Avoiding Algorithmic Bias

Three Scenarios

The three scenarios below are excerpted from “How Algorithms Rule Our Working Lives” by Cathy O’Neil (author of Weapons of Math Destruction)

Scenario 1: Financial Market Crash of 2008

After the financial crash [of 2008], it became clear that the housing crisis and the collapse of major financial institutions had been aided and abetted by mathematicians wielding magic formulas. If we had been clear-headed, we would have taken a step back at this point to figure out how we could prevent a similar catastrophe in the future. But instead, in the wake of the crisis, new mathematical techniques were hotter than ever, and expanding into still more domains. They churned 24/7 through petabytes of information, much of it scraped from social media or e-commerce websites. And increasingly they focused not on the movements of global financial markets but on human beings, on us. Mathematicians and statisticians were studying our desires, movements, and spending patterns. They were predicting our trustworthiness and calculating our potential as students, workers, lovers, criminals.

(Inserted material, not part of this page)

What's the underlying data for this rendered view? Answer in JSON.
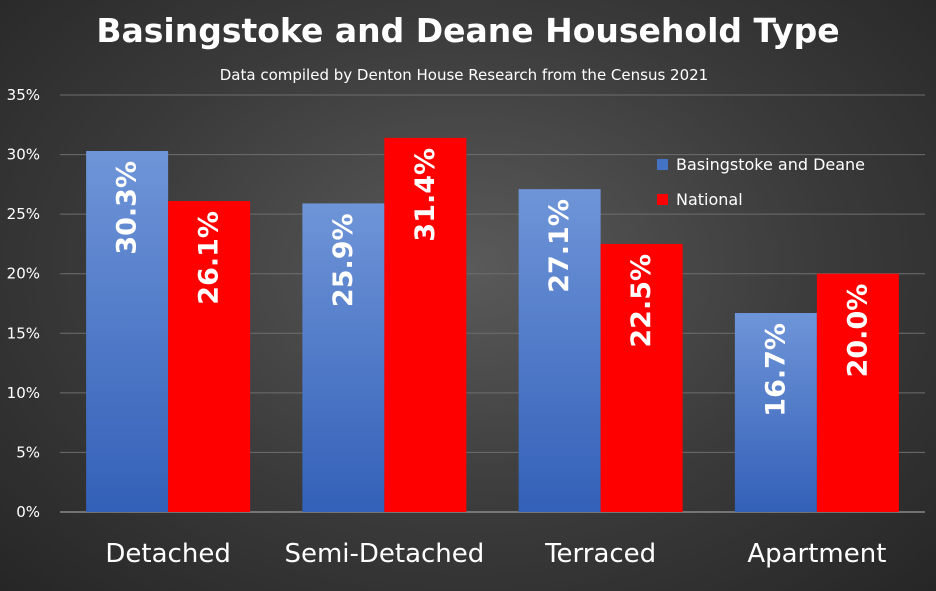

This was the big data economy, and it promised spectacular gains. A computer program could speed through thousands of résumés or loan applications in a second or two and sort them into neat lists, with the most promising candidates on top. This not only saved time but also was marketed as fair and objective. After all, it didn’t involve prejudiced humans digging through reams of paper, just machines processing cold numbers.

Few of the algorithms and scoring systems have been vetted with scientific rigor, and there are good reasons to suspect they wouldn’t pass such tests. For instance, automated teacher assessments can vary widely from year to year, putting their accuracy in question. Tim Clifford, a New York City middle school English teacher of 26 years, got a 6 out of 100 in one year and a 96 the next, without changing his teaching style. Of course, if the scores did not matter, that would be one thing, but sometimes the consequences are dire, leading to teachers being fired.

There are also reasons to worry about scoring criminal defendants rather than relying on a judge’s discretion. Consider the data pouring into the algorithms. In part, it comes from police interactions with the populace, which is known to be uneven, often race-based. The other kind of input, usually a questionnaire, is also troublesome. Some of them even ask defendants if their families have a history of being in trouble with the law, which would be unconstitutional if asked in open court but gets embedded in the defendant’s score and labelled “objective”.

[The popularity of these predictive algorithms] relies on the notion they are objective, but the algorithms that power the data economy are based on choices made by fallible human beings. And, while some of them were made with good intentions, the algorithms encode human prejudice, misunderstanding, and bias into automatic systems that increasingly manage our lives.

Scenario 2: Automation in Hiring

Finding work used to be largely a question of whom you knew. Companies like Kronos brought science into corporate human resources in part to make the process fairer. The hiring business is becoming automated, and many of the new programs include personality tests. Such tests now are used on 60 to 70% of prospective workers in the US.

Defenders of the tests note that they feature lots of questions and that no single answer can disqualify an applicant. Certain patterns of answers, however, can and do disqualify them. And we do not know what those patterns are. We’re not told what the tests are looking for. The process is entirely opaque. What’s worse, after the model is calibrated by technical experts, it receives precious little feedback.

Sports provide a good contrast here. Most professional basketball teams employ data geeks, who run models that analyse players by a series of metrics, including foot speed, vertical leap, free-throw percentage, and a host of other variables. Teams rely on these models when deciding whether or not to recruit players. But if, say, the Los Angeles Lakers decide to pass on a player because his stats suggest that he won’t succeed, and then that player subsequently becomes a star, the Lakers can return to their model to see what they got wrong. Whatever the case, they can work to improve their model.

Scenario 3: Churn

Naturally, many hiring models attempt to calculate the likelihood that a job candidate will stick around. Evolv, Inc, helped Xerox scout out prospects for its call centres, which employ more than 40,000 people. The churn model took into account some of the metrics you might expect, including the average time people stuck around on previous jobs. But they also found some intriguing correlations. People the system classified as “creative types” tended to stay longer at the job, while those who scored high on “inquisitiveness” were more likely to set their questioning minds towards other opportunities.

But the most problematic correlation had to do with geography. Job applicants who lived farther from the job were more likely to churn. This makes sense: long commutes are a pain. But Xerox managers noticed another correlation. Many of the people suffering those long commutes were coming from poor neighbourhoods. So Xerox, to its credit, removed that highly correlated indicator of churn from its model. The company sacrificed a bit of efficiency for fairness.